Ana içeriğe atla

Sitemiz işleyişi için sadece bu siteye ait çerez kullanmaktadır. Üçüncü parti çerez kesinlikle kullanılmamaktadır.
Daha bilgi edinin.

Kitap

Kutsal Kitap Ayetleri Ekseninden İsa Mesih’in Tanrı Oğulluğu

Yayın Tarihi: 05.10.2020

İsa Mesih'in Tanrı Oğlu kavramı ülkemizde en çok sorgulanan Hristiyan öğretişi konularından biridir. Bu makale serisinde konuyu üç bölümde işliyoruz. Geçtiğimiz sayıdaki ilk makalede “İznik-İstanbul Bildirgesi ekseninden İsa Mesih'in Tanrı Oğulluğu” konusunu işlemiştik.

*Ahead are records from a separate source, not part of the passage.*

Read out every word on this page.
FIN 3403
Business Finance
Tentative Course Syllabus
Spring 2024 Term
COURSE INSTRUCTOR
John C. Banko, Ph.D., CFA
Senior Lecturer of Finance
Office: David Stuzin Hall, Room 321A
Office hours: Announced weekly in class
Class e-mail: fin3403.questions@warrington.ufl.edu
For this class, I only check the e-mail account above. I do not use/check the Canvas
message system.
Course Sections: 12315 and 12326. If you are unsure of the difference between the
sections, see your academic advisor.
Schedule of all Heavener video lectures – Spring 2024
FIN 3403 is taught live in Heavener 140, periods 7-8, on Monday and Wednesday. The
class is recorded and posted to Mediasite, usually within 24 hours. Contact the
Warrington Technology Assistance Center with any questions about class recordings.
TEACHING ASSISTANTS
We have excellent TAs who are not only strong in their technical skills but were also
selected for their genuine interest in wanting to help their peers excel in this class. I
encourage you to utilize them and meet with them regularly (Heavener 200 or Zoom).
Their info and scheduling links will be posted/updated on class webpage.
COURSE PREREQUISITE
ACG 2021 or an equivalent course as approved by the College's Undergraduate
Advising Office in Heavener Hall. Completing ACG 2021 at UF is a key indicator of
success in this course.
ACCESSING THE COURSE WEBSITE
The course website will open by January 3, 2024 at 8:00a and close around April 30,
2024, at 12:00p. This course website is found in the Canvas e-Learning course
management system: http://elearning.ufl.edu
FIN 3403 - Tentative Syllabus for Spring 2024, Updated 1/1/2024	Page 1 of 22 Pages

Aşağıda bulunan ikinci makalede, Kutsal Kitap ayetleri ele alınarak Kutsal Kitap'ta Tanrı Oğlu kavramına nasıl yer verildiği konusu irdelendi ve İznik-İstanbul Bildirgesi'ndeki ifadelerin Kutsal Kitap'a uygunluğu tespit edildi. Bu iki makalenin imanlı kardeşlerin Hristiyan bakış açısından bu iki konuyu daha iyi anlamalarına yardımı olacağını umuyorum. Sonraki üçüncü makalede bu konuda Müslüman akrabalarımızdan, arkadaşlarımızdan, komşularımızdan aldığımız eleştirileri ve soruları ele alarak ilk iki makale temelinde bunları cevaplamaya ve kuşkularını gidermeye çalışacağız.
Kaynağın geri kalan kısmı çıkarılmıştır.